• Published 03:07 27.01.12
  • Latest update 03:07 27.01.12

Holocaust denial trumps freedom of expression

It may in some cases be difficult to establish precisely when denial is innocent enough not to imply incitement to hatred or hostility toward the victims or their group. But it is not impossible.

By Natan Lerner

In a recent opinion piece, the director of the Simon Wiesenthal Center in Israel, Dr. Efraim Zuroff, called upon the Israeli government and Jewish defense organizations to combat the dangers involved in the "ongoing assault on the accepted Holocaust narrative" taking place in some countries (Haaretz English Edition, January 13 ). He is right. But more vexing than the trends seen among some groups eager to gain political advantage by distorting the prevailing Holocaust narrative, are the stands adopted in respected human rights quarters claiming that restrictions on expression of opinions that deny historical facts are incompatible with principles of international human rights.

Such tendencies cannot be dismissed as mere anti-Semitism or biased historical revisionism. They involve serious legal issues and it is essential for Jewish organizations sensitive to these issues to deal seriously with them.

In particular, I have in mind a "general comment" adopted last summer by the Human Rights Committee, the UN agency in charge of implementation of the International Covenant on Civil and Political Rights. This document states that "Laws that penalize the expression of opinions about historical facts - 'memory laws' - are incompatible with the obligations that the Covenant imposes - in relation to the respect for freedom of opinion and expression." Though the statement does not refer by name to the denial of the Holocaust, it seems quite obvious, in view of earlier discussions in the committee and other similar developments, that it is aimed at laws that exist in a large number of European states (and in Israel as well ) prohibiting just that.

As a participant in a recent United Nations expert seminar on the prohibition of incitement to national, racial or religious hatred, I felt the need to caution against opinions of experts voiced there in favor of decriminalizing views likely to incite against religious or ethnic groups.

These are not isolated cases. In 2007, Spain's constitutional court made a controversial distinction between "justification" and "denial" of the Holocaust, declaring the punishment of plain denial unconstitutional. In 2009, in an important book on the UN Genocide Convention of 1948, Christian Tomuschat, a prominent German scholar of international law, while concurring that attempts to approve or to justify the Holocaust "deserve being repressed and prosecuted," makes a distinction between "qualified denial," which reveals a hostile attitude toward Jews, and "simple denial," which he argued should not be made a criminal offense. The same author considers inconclusive the jurisprudence of the European Court of Human Rights, which has stated repeatedly that negation of clearly established historical facts such as the Holocaust does not constitute protected speech.

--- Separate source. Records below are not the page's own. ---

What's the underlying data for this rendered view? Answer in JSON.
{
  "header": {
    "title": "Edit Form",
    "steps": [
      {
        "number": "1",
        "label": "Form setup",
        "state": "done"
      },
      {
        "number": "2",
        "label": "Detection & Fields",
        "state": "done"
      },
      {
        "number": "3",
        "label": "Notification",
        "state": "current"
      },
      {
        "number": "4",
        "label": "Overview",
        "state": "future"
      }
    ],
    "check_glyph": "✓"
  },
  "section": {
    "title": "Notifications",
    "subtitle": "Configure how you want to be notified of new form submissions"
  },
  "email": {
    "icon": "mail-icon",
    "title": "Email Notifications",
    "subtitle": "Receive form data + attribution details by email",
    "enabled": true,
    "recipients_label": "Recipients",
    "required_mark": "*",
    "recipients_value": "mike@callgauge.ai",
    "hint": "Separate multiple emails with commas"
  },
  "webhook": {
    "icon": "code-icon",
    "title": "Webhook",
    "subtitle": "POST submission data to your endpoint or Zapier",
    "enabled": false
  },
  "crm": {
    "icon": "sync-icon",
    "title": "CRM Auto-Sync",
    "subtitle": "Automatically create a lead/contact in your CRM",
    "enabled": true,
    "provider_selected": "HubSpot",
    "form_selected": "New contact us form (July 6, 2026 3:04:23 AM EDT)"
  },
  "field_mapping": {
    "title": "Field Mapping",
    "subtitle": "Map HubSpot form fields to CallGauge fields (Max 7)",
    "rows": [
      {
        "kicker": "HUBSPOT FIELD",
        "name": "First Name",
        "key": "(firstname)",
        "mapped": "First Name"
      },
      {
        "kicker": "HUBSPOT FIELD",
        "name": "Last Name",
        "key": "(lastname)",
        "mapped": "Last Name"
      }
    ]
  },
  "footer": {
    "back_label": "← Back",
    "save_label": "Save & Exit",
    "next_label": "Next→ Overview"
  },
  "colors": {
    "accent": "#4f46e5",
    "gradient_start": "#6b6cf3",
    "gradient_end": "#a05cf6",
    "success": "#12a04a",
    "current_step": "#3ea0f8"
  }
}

A short newspaper article does not allow for analysis of the legal complexities of the matter from the perspectives of either criminal or human rights law. At this stage, the international community as a whole has a clear-cut stand on the subject - the UN General Assembly resolved in 2005 that Holocaust denial should be prohibited - as we are reminded today, as we mark International Holocaust Remembrance Day. This does not mean that such complexities and the views of those voicing doubts about the legality of Holocaust denial laws should be ignored by Jewish institutions and scholars. There has always been a need to strike a balance between respect for freedom of expression and protection of populations endangered by the abuse of that freedom.

Article 19 of the International Covenant on Civil and Political Rights proclaims the right of freedom of expression. But the exercise of such rights may be restricted out of concern for the rights or reputation of "others" and for the protection of public order. Article 20 of the same Covenant provides that any advocacy of national, racial or religious hatred that constitutes incitement to discrimination, hostility or violence shall be prohibited by law. The principal international and regional human rights instruments contain similar provisions, and legislation in several countries prohibiting the denial of the Holocaust - as well as the decisions of international bodies urging the outlawing of such denial - also deal with this issue.

It may in some cases be difficult to establish precisely when denial is innocent enough not to imply advocacy of or incitement to hatred or hostility - or bias or prejudice - toward the victims or their group. But it is not impossible.

Some of the criticism being raised against criminalization of denial tends to make a distinction between denying the Holocaust of the Jewish people - a clearly established historical fact, in the words of the European Court of Human Rights - and other mass killings in the past characterized as genocide. Such a distinction implies the assumption that Holocaust denial is likely to incite to violence, discrimination or hatred against the group that was the victim of the crime, or its members, irrespective of the existence of a clearly detected specific intent. To date, no good-faith denials of the Holocaust have been identified. Decriminalizing such denials would obviously be bad policy from a public interest viewpoint. Freedom of expression should not be invoked to protect incitement, even if the intention to engage in such incitement may sometimes be difficult to prove beyond a reasonable reading of political realities and the consequences of denial.

Prof. Natan Lerner teaches international law at the Interdisciplinary Center Herzliya.